On the hierarchy of pork he’s eaten around the world: “Puerto Rico’s lechon is great. In Bali, the lechon is even better. And in the Philippines, the lechon is slightly better than that. It’s the best of the best.”

And we all know which lechon(s) he munched on in Cebu. Talk about “kilig to the bones” (thrilled to bits)… Heeheehee. :) I will be smiling all day long. Thanks Mr. Bourdain. And thanks Rico for sending the link. :)

Now if only I could find a lechonan in Manhattan and my crew were given visas… Right now, you can savor the same lechon for just $3.75 a pound at the Banilad Town Center in Cebu on Sundays, I think we could probably get away with a significantly higher price point in New York City, no? :)


49 Responses

  1. I remember reading an article a while back on one of the largest butcher operations in the country, and the owner said that locally sourced pigs are far more superior in taste than imported ones, and (at that time at least) imported pork is not as fast moving to them.

  2. That is sooo cool. MM, you have to hang a banner over the crew’s stall with “Best Pig Ever.”

  3. Yey!!! I found it amusing last night when Anthony Bourdain started mapping out a plan with Augusto on how to attack the lechon… best ever talaga… you can tell the experience of eating the lechon has remained with him after all these months.

    Parang gusto ko na pumunta ng Cebu… LOL!

    MM, now if you could clone your crew and send them over to Manila…….

  4. mabuhay ang Noypi! Bogchi! once again..Thank you MM for making us Noypi’s Proud.

  5. bring it to the Big Apple !! (or to us visayans here in italy!!) you will definitely do well…..we always have to send out to jersey city for a reasonable facsimile of inasal…dili pareha sa ato….kudos !!

  6. You’re welcome! And thank you so much for showing the world how and what a lechon should really be like. Congratulations!

  7. i can’t wait to taste your lechon MM.. the only thing is that im from dumaguete! i wonder if ever we have an event we can ask crew to come over? MM’s lechon in Dumaguete!

  8. Im near munching this lechon in cebu anyway-so- ill just refrain at the moment till i experience the true lechon shown here in the near future….

  9. MM I really, really, REALLY wish you’d do another eyeball in Metro Manila that will have your obviously yummy lechon as the centerpiece! My partner and I will definitely go just to sample it.

  10. Was also “kilig to the bones” as I watched last night’s episode of No Reservations :) Kudos Marketman! :)

  11. Congratulations for getting Bourdain smitten with our lechon! … And, MM, if you and/or your crew ever do do business in NY, then you have to set-up shop in L.A. as well! I’d be so sad if you didn’t. And I promise to buy a kilo at least once a week! And forget my tapas and tea parties! I’d order a whole lechon for every occasion we have!

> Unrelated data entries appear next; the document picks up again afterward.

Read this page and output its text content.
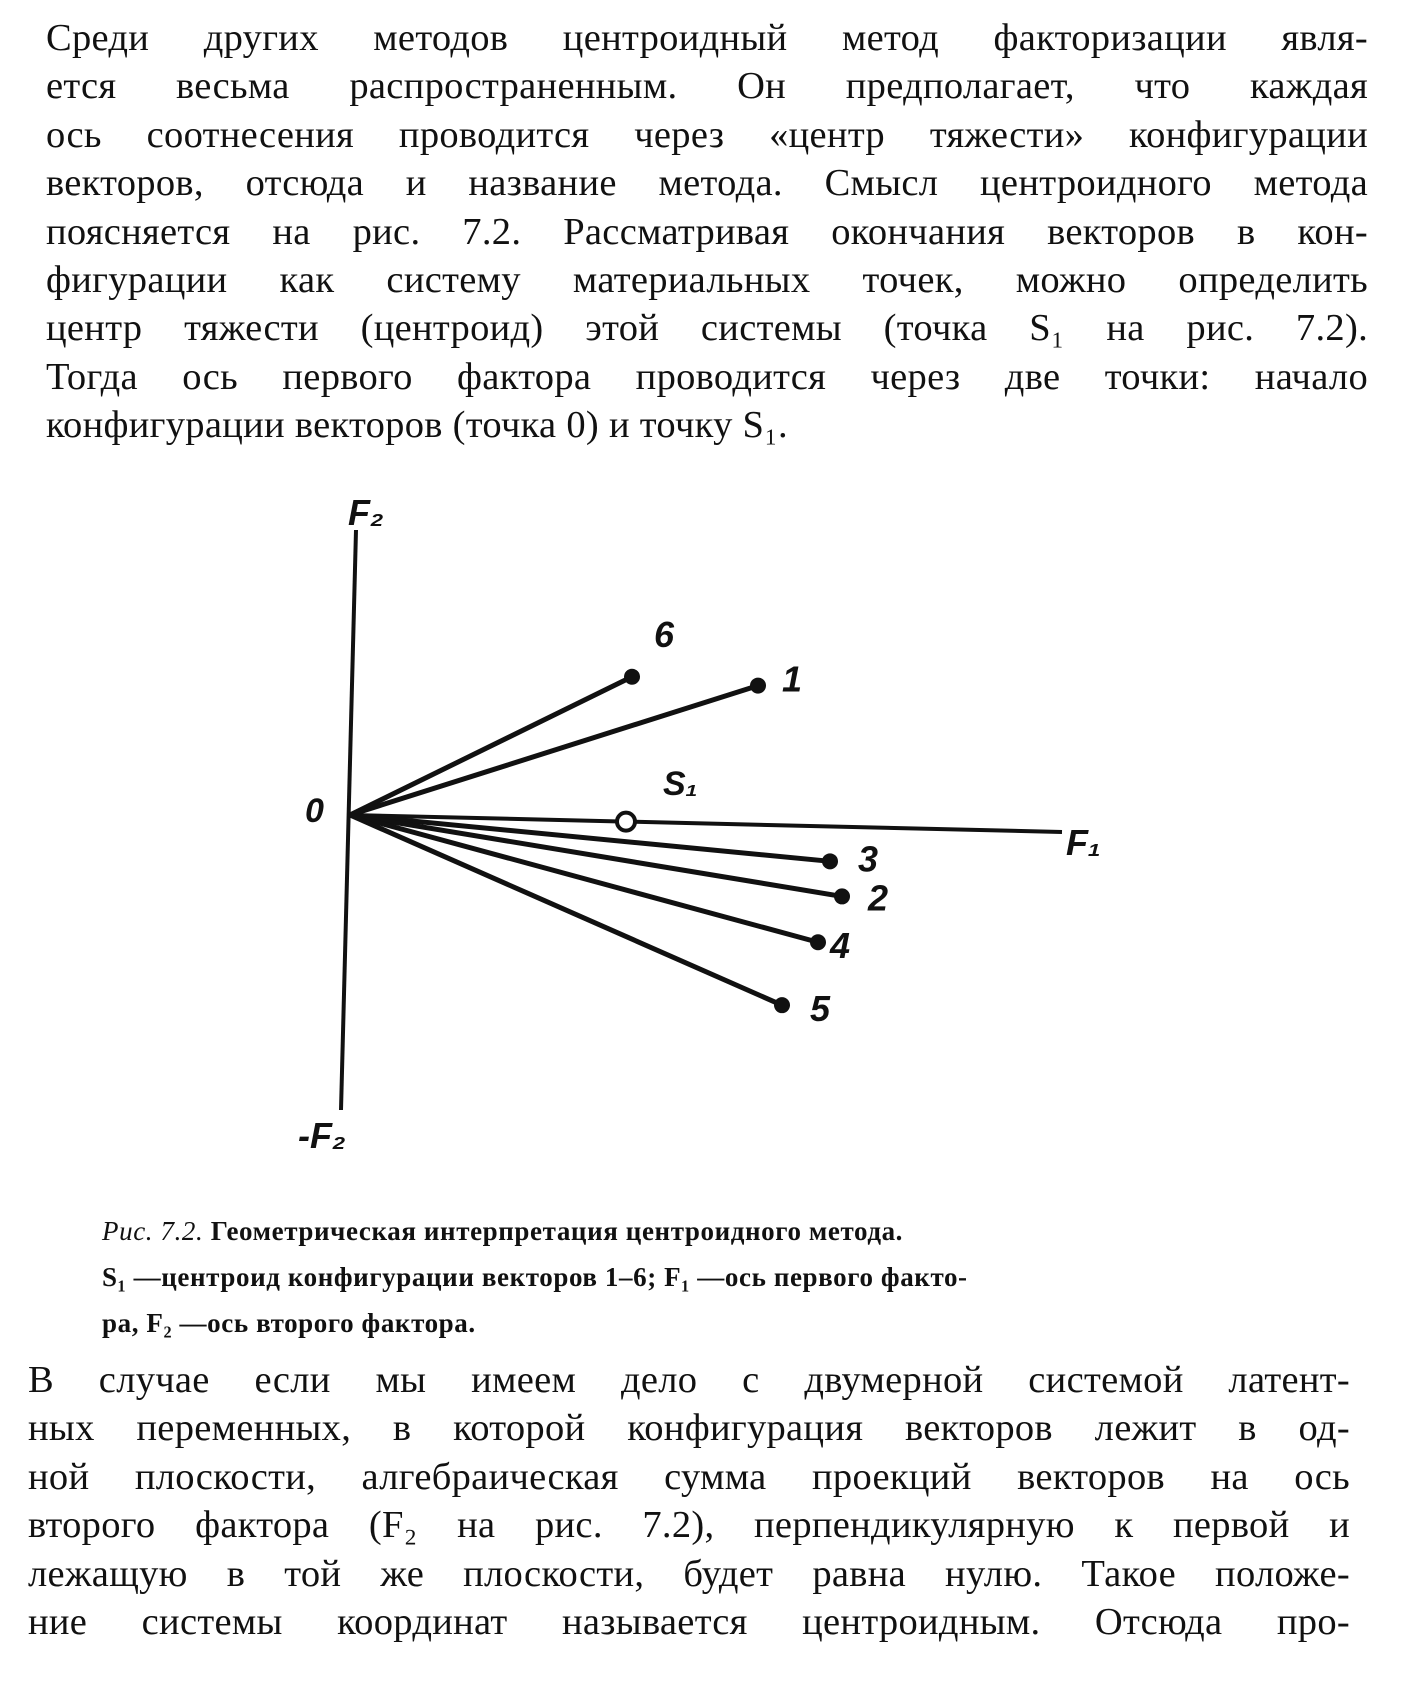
Среди других методов центроидный метод факторизации явля-
ется весьма распространенным. Он предполагает, что каждая
ось соотнесения проводится через «центр тяжести» конфигурации
векторов, отсюда и название метода. Смысл центроидного метода
поясняется на рис. 7.2. Рассматривая окончания векторов в кон-
фигурации как систему материальных точек, можно определить
центр тяжести (центроид) этой системы (точка S₁ на рис. 7.2).
Тогда ось первого фактора проводится через две точки: начало
конфигурации векторов (точка 0) и точку S₁.
6
1
3
2
4
5
F₂
-F₂
F₁
0
S₁
Рис. 7.2. Геометрическая интерпретация центроидного метода.
S₁ —центроид конфигурации векторов 1–6; F₁ —ось первого факто-
ра, F₂ —ось второго фактора.
В случае если мы имеем дело с двумерной системой латент-
ных переменных, в которой конфигурация векторов лежит в од-
ной плоскости, алгебраическая сумма проекций векторов на ось
второго фактора (F₂ на рис. 7.2), перпендикулярную к первой и
лежащую в той же плоскости, будет равна нулю. Такое положе-
ние системы координат называется центроидным. Отсюда про-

  12. everytime i see lechon, the next to my mind is Anthony Bourdain! Congrats again MM and family and crew….

  13. Dear MM…I love crispy lechon skin..but I don’t find the lechon skin on the photos appetizing…I’m sure masarap pero it’s just me and my over-imaginative mind..hehehe. Sorry po.

  14. arrived home Wednesday night just in time to see the Discovery banner to signify the end of “that” NR episode! bummer! will have to check for the schedule of the replay….

  15. will be in cebu in two sundays…looking forward. what time does your stall start selling, MM?

  16. I’m no longer updated. Was out for quite some time. I just felt that i need to congratulate you for a job well done! Your lechon became famous and even made it to TIME magazine i really hope for you to put up a Lechon-an here in manila..by the way I really like everything you’ve served to Bourdain and his crew. Good thing they approached the right person!

  17. Am new to your blog, MM, and finally saw that it is you who hosted Mr. Bourdain on his show. Like many other Filipinos, I waited and Tivoed that show! And with my friends wondered for a long time who was that who brought such class to the world, Cebu and the Philippines! So I finally learned early this morning that it is YOU!!!!! Thank you for making us very proud!!! And to find inspiration from Magellan’s Chronicler was awesome. The producers certainly chose the best host!!!

  18. Wow! Thanks to you and your crew, the Philippines gets a “BEST” rating in a food category by a non-filipino. I’m part filipino from Pampanga so I know our food is great.

    Awesome is all I can say!

  19. wow! with Mr. Bourdain backing up our lechon, certainly we are slowly being recognize for our food.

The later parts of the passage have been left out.